Poirot Investigates (1924) by Agatha Christie. It's been said that Arthur Conan Doyle should have stuck to writing short stories and Agatha Christie should have stuck to novels. The mysteries are too complex, people claim, to work in a 4,000 word format. Maybe. This was Christie's first collection of stories, originally published in the trendy Sketch magazine and featuring Hercule Poirot, who was becoming a household name. Poirot's on top form here, and the faithful Captain Hastings is wonderfully idiotic. Christie is still trying to write like Doyle, which can be grating. But 'The Mystery of Hunter's lodge' is melodramatic and keyed in, satirically, to debates around psychoanalysis. 'The Adventure of the Egyptian Tomb' is full of entrancing period detail.

Raffles' Crime in Gibraltar (1936) by Barry Perowne.
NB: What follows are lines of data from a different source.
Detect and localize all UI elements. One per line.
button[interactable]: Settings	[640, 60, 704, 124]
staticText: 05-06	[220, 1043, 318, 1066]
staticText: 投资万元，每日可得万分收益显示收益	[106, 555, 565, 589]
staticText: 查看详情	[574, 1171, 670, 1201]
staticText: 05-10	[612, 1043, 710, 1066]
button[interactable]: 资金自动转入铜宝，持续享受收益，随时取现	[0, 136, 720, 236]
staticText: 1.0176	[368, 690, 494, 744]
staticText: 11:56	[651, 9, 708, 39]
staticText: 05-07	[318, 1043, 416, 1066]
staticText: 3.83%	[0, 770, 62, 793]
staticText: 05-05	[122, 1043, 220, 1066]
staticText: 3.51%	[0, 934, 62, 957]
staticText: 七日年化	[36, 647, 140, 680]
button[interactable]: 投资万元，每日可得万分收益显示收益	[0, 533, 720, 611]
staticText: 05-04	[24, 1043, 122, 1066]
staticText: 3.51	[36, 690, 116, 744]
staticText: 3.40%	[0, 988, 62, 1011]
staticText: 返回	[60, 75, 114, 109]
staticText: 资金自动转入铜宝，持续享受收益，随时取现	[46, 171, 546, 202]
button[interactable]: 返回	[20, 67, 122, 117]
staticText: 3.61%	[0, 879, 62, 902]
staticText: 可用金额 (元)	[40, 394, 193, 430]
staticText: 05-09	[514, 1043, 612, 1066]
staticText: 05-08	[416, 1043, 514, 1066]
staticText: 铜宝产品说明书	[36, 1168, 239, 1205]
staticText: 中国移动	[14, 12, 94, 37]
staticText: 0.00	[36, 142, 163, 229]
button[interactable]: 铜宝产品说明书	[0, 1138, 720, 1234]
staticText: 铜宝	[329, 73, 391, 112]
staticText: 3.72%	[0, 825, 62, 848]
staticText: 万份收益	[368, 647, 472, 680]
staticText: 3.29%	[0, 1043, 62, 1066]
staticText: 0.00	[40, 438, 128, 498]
Perrowne, a pseudonym for Philip Atkey, was appointed by the estate of E.W. Hornung to write new novels and stories featuring gentleman thief A.J. Raffles. This is one of his two novels pitting Raffles against the ever-popular poor man's Sherlock Holmes, Sexton Blake. Raffles' Crime in Gibraltar is par-for-the course pulp. It's enjoyable enough, with obvious padding in places... and cigarettes are lit whenever dialogue needs breaking up. Full of sinister foreigners and implausible chases, it is forgettable. As it was designed to be.

Endless Night (1967) by Agatha Christie. A masterpiece. A psychological thriller, a literary novel, and everything they say she couldn't write. It's hard to believe Christie was 77 when Endless Night came out. Slap a random name on the cover, change a few details, and release it to day: it would become an instant bestseller and then a classic in its own right.
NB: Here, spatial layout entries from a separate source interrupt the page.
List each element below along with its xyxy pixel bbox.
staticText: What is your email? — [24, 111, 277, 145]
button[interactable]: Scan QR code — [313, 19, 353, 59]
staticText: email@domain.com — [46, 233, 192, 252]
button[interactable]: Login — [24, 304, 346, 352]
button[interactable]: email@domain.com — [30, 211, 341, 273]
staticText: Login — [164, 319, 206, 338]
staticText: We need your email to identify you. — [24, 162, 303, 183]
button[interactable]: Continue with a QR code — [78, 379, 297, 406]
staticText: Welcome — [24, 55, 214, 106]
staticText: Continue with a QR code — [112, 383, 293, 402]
Monk's Hood (1980) by Ellis Peters. 'It was now imperative to find the murderer, otherwise the boy could not emerge from hiding and take up his disrupted life.' The third Brother Cadfael novel features a mysterious poisoning. Try as I might, I cannot get into these books. The writing style fails to engage me, although I have enjoyed some of Peters' short stories, historical or otherwise. However, I shan't be giving Cadfael another chance any time soon.

The Actor's Guide to Murder (2003) by Rick Copp. A mostly fun, campy crime novel about a former child star in Hollywood and his police detective boyfriend solving another former child star's murder. They are put onto the case by the main character's personal psychic warning that someone close to him will die. Reading it, I developed two theories as to whodunit: one was based on logic and the other on the least-likely-suspect theory. The latter was correct. The solution tries to veer into social commentary which is, perhaps, a mistake, as the author is not as informed on the issues as the glamorous setting. Also, a reference to 'an Agatha Christie pot-boiler' irritated me! But I plan to read the second in the series, The Actor's Guide to Adultery.